En la acera nuestra, son indudablemente derrotados los cultores de la abstención como única vía de oposición al régimen, y su líder de estas últimas semanas, Herman Escarrá. Este señor, que ya agotó sus quince minutos de fama, al menos le fue útil como excusa a los venezolanos que ante esta hora de urgencia nacional, se arroparon bajo el argumento de la abstención para no posponer el prioritario viaje al exterior, preferiblemente a Miami, New York y Orlando, que es meritoria labor de patria –como bien se sabe- gastar los cupos de los dólares de Cadivi. Pero si bien no es hora de jurungar actitudes dentro de nuestro campo, tampoco lo es de olvidar que la abstención castigó a todos, chavistas y demócratas. Y es que la vaina no fue fácil. A comienzos de la tarde, la incertidumbre reinaba, ya que la abstención galopaba incontrolada. Apenas comenzar a conocerse resultados de actas, y verse que en las zonas tradicionalmente chavistas la ausencia de votantes había sido pavorosa, el alma volvió al cuerpo opositor, y ya a las 6-7 de la tarde, el triunfo se presentía cerca. Todos nos preguntábamos entonces, si las máquinas electrónicas de votación se justifican por la rapidez con la cual transmiten resultados, ¿por qué el CNE no los daba? Y claro, como ya dijimos arriba, era porque Chávez no lo permitía, pataleando por horas hasta que finalmente se rindió ante los hechos.

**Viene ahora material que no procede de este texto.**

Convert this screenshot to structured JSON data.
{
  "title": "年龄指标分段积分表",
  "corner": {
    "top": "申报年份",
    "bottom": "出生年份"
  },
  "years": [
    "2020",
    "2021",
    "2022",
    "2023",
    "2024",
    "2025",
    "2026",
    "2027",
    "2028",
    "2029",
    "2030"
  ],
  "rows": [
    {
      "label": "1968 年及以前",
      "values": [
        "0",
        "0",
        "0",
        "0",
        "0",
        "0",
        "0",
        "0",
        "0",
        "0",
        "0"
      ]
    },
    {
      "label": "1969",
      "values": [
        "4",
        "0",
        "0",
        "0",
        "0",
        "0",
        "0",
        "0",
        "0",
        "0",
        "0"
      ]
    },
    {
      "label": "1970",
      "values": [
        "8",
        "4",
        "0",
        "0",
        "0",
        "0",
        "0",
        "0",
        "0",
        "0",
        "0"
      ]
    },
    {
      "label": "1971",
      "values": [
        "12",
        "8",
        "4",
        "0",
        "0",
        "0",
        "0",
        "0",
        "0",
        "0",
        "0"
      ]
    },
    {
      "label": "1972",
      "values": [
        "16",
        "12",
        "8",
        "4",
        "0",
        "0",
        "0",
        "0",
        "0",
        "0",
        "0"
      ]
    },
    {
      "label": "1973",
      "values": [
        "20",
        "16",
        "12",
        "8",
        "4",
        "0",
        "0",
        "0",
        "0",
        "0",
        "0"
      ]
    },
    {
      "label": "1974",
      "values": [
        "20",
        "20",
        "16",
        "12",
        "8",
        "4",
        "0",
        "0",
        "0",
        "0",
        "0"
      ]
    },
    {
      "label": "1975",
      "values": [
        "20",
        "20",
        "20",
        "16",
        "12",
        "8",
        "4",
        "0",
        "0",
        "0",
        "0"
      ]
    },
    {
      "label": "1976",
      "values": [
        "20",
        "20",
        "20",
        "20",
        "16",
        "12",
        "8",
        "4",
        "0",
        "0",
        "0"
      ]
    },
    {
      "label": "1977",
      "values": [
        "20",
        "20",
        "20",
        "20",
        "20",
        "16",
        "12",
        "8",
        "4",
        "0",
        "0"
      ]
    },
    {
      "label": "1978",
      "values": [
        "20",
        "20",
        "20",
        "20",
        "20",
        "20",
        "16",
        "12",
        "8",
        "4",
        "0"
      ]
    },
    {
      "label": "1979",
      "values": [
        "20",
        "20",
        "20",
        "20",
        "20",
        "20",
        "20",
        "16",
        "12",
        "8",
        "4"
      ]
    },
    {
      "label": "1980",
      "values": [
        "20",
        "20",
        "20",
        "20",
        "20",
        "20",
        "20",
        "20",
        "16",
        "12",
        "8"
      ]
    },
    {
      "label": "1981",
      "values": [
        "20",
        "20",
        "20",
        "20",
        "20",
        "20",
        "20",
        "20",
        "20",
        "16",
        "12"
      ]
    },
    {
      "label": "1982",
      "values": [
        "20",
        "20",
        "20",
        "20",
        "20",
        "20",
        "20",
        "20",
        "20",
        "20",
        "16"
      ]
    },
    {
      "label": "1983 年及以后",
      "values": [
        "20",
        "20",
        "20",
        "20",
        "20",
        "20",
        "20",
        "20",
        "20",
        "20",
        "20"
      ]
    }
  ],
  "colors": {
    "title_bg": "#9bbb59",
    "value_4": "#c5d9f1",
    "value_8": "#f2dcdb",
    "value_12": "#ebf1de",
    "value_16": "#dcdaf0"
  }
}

Hoy, alegres como estamos por la victoria, debemos reconocer que este es el primer paso de una lucha democrática que solo cesará cuando Chávez y su banda abandonen el poder. Además, el resultado muestra una vez más que los venezolanos seguimos divididos en dos toletes, aunque el campo opositor sea mayoría clara. Los líderes del bloque del NO en un gesto republicano y muy venezolano, tendieron la mano del diálogo y la reconciliación; más allá de sus palabras aceptando la victoria del NO, podemos estar seguros que Chávez muy pronto volverá a sus acostumbradas maneras insultantemente autoritarias. Ya advirtió que no cejará en sus intenciones de implantar su modelo, a pesar de reconocer que, entre el resultado de las presidenciales hace un año y el referendo del 2, perdió nada menos que tres millones de votos. Quedó muy bien por cierto el discurso post-mortem del general Baduel, advirtiendo que debemos estar alertas para impedir que se nos intente meter gato por liebre en especial con el uso de las Leyes Habilitantes, otorgadas a Chávez por su complaciente parlamento. No hay que olvidar que nos enfrentamos a un militar autócrata que no posee pueblo sino masa; que no tiene a su lado intelectuales sino adulantes; que no se rodea de tecnócratas sino de asaltantes del erario público. El movimiento de Chávez no posee una sola victoria que destacar en el frente estudiantil, obrero o profesional; eso sí, le sobra dinero petrolero para intentar comprar conciencias de una masa empobrecida, envilecida y engañada. Pero el domingo ni siquiera por eso el barinés pudo obtener el cheque en blanco autoritario que su ego desbocado exigía.
Hace tres semanas Juan Carlos I evidentemente perdió la paciencia. En ese trance estamos, cada día que pasa, más y más venezolanos, ahora que la careta autoritaria se le cayó al autócrata militar con su desafortunado proyecto de reforma. Por fin el número de opositores pudo superar a la odiosa maquinaria ventajista (gracias al CNE) y clientelista (gracias al dinero petrolero) que el chavismo ha construido en estos años en el poder. El 2 de diciembre se demostró que por la vía electoral sí se puede mandar a callar al nefasto Hugo Chávez. A pesar de los alaridos histéricos de Fidel y Chávez hace pocos días, anunciando una vez más magnicidios y golpes imperialistas, los venezolanos derrotamos a Chávez y a Fidel con votos, no con balas.
El estallido de alegría de millones de venezolanos el lunes en la madrugada puede resumirse en uno de los lemas usados en sus marchas por nuestros jóvenes, auténticos héroes de esta histórica jornada: -¿Quiénes somos? Estudiantes. ¿Qué queremos? Libertad.